October 27, 2007 in City

Comet comes to light at night

By The Spokesman-Review
 

At a glance

Comet Holmes was discovered in 1892 by astronomer Edwin Holmes in London. It is on a seven-year elliptical orbit between Mars and Jupiter.

Three nights ago, comet Holmes was nothing more than a tiny celestial object drawing attention from dedicated astronomers with good telescopes.

In a matter of hours after nightfall Wednesday, the comet brightened by nearly 1 million times, according to Sky & Telescope Magazine.

It is now an easily visible, yellowish ball in the northeastern sky in the constellation Perseus.

Mary Singer of the Spokane Astronomical Society reported that “several of us found it (from our own backyards) last night despite the full moon. I think it looks like a large planetary nebula with a bright core.”

“Even without a telescope or binoculars, it looks just like a star that wasn’t there a few nights ago,” Singer said in an e-mail.

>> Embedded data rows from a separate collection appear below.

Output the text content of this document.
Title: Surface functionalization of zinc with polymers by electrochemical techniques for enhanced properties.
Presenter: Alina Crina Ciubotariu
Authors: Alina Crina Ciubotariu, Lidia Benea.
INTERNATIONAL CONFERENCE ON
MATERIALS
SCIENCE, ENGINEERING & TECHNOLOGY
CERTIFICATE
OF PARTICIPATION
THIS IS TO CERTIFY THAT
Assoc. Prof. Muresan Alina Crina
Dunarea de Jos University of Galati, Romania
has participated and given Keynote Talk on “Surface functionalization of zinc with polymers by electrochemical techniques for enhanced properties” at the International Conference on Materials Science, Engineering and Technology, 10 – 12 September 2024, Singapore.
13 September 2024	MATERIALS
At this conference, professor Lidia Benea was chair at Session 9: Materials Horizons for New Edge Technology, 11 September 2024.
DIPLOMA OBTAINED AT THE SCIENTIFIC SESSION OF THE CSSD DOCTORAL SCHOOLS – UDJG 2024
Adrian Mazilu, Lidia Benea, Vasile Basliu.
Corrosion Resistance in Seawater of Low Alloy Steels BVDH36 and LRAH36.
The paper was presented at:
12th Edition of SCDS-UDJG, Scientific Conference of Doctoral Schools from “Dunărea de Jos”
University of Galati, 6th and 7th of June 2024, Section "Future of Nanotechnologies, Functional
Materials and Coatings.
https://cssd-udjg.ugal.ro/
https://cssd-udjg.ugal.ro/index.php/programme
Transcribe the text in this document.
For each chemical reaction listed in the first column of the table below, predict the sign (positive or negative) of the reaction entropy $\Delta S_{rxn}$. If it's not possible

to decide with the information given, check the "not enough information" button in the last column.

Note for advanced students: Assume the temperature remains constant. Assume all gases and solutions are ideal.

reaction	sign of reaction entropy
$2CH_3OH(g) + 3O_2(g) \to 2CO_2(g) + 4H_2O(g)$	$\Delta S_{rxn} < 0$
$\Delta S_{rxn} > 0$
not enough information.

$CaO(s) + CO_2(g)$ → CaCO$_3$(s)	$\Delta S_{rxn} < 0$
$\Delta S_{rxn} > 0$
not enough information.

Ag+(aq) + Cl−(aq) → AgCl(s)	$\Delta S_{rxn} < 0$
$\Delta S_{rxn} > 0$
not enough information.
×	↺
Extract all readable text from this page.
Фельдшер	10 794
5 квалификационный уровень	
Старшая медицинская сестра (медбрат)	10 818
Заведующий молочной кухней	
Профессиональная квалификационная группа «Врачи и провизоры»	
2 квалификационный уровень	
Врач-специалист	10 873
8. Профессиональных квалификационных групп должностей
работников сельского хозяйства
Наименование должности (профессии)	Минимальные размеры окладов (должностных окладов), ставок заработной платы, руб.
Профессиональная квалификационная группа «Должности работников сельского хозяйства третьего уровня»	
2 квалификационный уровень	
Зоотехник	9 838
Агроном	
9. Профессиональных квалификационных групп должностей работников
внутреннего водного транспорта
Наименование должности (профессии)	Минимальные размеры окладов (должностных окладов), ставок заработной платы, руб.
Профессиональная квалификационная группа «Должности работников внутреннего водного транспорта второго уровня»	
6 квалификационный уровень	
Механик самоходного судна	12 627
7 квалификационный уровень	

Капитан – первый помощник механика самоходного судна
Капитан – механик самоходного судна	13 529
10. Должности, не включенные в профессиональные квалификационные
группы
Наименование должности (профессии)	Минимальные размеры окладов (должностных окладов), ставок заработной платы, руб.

So far, comet Holmes is not showing the long distinctive tail displayed last winter by comet McNaught, probably because the tail, if any, is pointed away from Earth. Instead, it has a faint comma cloud that apparently is the reflection of light off dust particles being released from the rock-and-ice ball as it orbits closer to the sun.

Astronomers are unsure how long the current outburst will last, but the comet’s orbital path keeps it in the constellation Perseus for the next few months, sources said.

Following its discovery in 1892, the comet was seen in 1899 and 1906. It was then lost to astronomers until 1964 when it was re-discovered. It has been observed on each pass near Earth in the years since.